世界の中心で吉熊が叫ぶ

体長15センチの「吉熊くん」と同居する独身OLの日常生活

夏は夜。月のころはさらなり。

2022年07月04日 23時11分17秒 | Weblog
連日、妹宅にお邪魔しているが、甥っ子の成長には目を見張るものがある。
先日なんて甥っ子は塾の宿題をしていて、それが枕草子の一節であったことに吃驚した。


「な、つ、は、よ、る、つ、き、の、こ、ろ、は、さ、ら、な、り…」
って一生懸命に読んでいた。

「夏は夜。月のころはさらなり。」ね。

本人は全然興味ないっぽい感じだったが。


高校時代、「枕草子」を学んだ際、衝撃を受けた。

「かたはらいたきもの。(中略)憎げなる乳子を、おのが心ちの愛しきままに、うつくしみ、かなしがり、これが声のままに、いひたる言など語りたる」

→イライラするもの。不細工な赤ちゃんを大事に可愛がって、その子の声真似などをして、しゃべったことを人に話している母親。


当時、古典の担当は子供が生まれたばかりの男性の先生だった。
「これ、信じられないよなあ。
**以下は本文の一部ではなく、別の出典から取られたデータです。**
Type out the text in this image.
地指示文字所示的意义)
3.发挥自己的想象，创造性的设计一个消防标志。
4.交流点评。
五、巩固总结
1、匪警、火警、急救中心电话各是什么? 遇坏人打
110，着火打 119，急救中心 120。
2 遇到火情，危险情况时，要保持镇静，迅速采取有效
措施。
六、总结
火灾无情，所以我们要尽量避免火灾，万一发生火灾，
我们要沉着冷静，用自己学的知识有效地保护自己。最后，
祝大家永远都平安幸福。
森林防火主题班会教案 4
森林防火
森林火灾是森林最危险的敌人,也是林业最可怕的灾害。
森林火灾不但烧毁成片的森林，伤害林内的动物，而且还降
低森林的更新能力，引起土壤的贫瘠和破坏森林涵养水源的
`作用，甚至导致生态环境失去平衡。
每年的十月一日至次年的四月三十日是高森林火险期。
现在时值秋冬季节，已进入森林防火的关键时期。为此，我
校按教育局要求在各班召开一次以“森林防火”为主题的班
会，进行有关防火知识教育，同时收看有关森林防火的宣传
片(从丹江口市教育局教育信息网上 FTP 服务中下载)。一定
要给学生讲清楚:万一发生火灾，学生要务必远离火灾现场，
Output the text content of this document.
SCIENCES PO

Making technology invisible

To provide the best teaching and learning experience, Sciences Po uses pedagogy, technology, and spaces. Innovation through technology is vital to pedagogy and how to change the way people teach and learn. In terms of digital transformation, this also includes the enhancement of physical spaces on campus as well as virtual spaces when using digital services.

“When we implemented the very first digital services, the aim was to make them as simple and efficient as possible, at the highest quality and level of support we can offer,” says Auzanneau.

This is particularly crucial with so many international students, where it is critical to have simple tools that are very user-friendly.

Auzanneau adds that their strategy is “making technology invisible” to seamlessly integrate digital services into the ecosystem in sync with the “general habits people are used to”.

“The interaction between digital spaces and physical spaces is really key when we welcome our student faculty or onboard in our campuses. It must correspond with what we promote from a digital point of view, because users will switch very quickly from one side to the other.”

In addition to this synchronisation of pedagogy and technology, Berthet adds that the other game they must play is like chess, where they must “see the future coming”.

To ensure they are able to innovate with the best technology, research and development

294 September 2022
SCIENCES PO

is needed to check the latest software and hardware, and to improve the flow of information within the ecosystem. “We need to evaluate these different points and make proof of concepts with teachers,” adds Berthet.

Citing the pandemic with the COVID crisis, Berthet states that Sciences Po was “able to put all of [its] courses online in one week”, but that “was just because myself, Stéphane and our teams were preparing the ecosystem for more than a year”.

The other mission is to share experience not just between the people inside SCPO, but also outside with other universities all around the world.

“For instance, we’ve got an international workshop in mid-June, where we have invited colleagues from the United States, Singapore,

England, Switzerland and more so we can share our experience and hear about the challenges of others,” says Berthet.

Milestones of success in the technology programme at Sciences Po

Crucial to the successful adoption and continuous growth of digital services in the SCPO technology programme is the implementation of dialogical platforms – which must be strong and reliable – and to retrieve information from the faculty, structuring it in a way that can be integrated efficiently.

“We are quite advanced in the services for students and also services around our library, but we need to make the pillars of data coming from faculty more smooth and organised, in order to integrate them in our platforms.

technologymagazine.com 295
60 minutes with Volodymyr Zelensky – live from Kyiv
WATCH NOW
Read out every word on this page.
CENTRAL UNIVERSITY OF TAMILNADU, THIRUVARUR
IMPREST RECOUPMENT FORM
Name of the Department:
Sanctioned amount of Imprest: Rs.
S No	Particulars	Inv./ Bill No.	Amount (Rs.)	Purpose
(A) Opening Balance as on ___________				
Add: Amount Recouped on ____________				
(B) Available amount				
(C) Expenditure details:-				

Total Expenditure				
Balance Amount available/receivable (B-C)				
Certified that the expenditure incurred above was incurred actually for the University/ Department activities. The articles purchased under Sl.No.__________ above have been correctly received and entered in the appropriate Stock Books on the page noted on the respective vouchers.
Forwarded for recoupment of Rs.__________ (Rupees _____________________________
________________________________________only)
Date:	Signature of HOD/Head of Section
子供って本当にかわいくってさぁ、つい赤ちゃん言葉で喋っちゃうんだけどなぁ」と言っていた記憶。

私は当時から子供嫌いを自覚していたので「ビバ・清少納言」の心境であった。
高校時代から、子供に赤ちゃん言葉で話しかける大人をきめぇって思っていた。

ちょうどその頃、父の姉(伯母2号)の孫が生まれた。
赤ちゃんを見せびらかされたとき、私は一言もその子に対して「かわいい」と発しなかった。だってかわいくないんだもの。「ふーん」って思って俯瞰していた。
そしたら業を煮やした伯母2号が「リョーちゃん(孫)は世界でいちばんかわいいコ!」ってイライラした感じで、これ見よがしに言っていたっけ。

本当、感じ悪かった。
父の姉たちは総じて性格が悪い。
私が清少納言だったら、「枕草子」で彼女たちを思いきりdisっていただろう。
かたはらいたきもの、伯母。
伯母はいみじ、って。



ここ最近、母、妹、私で食事をする機会が多い。つい、父方の伯母たちの悪口大会が開催されがち。昔されたことをほじくり返してキャッキャするのは、いとおかし。


今日も妹宅へ。


甥っ子の塾の迎えに行った。

授業が終わるのを外から眺めていると、私に気付いた甥っ子が「リョーコ!」とニッコリ笑っていて、照れてしまう。
そして他のコのお母さんたちと会話をしたり、先生に挨拶をしたりして、すっかりエア母親として頑張ってしまった。

さあ、帰ろう。


甥っ子がお月様を発見。
私のスマホで撮影してくれたんだけど、超ブレてる。
でも、これはこれで新鋭アートっぽくね?


私「お月様、ついて来るね」
甥っ子「〇ちゃんが、かわいいから…?」
私「きっとそうだよ!」
…やべぇ、こんなんじゃ、清少納言に「かたはらいたきもの」ってdisられてしまう…!!


母がグラタンを作って待っていてくれた。
スープもコールスローも美味しい。





ちなみに、昨日持たせてくれた焼うどんは今朝、いただきマンモス。



こんなに毎日母の手料理を食べる日が続くのはいつ以来だろう。
やはり母の手料理が一番好き。

満腹の腹を擦りながら帰宅。

夏は夜。月のころはさらなり。

暑いのは嫌だけど、清少納言の夏の夜推しの気持ちがほんのちょこっと分かった気がした。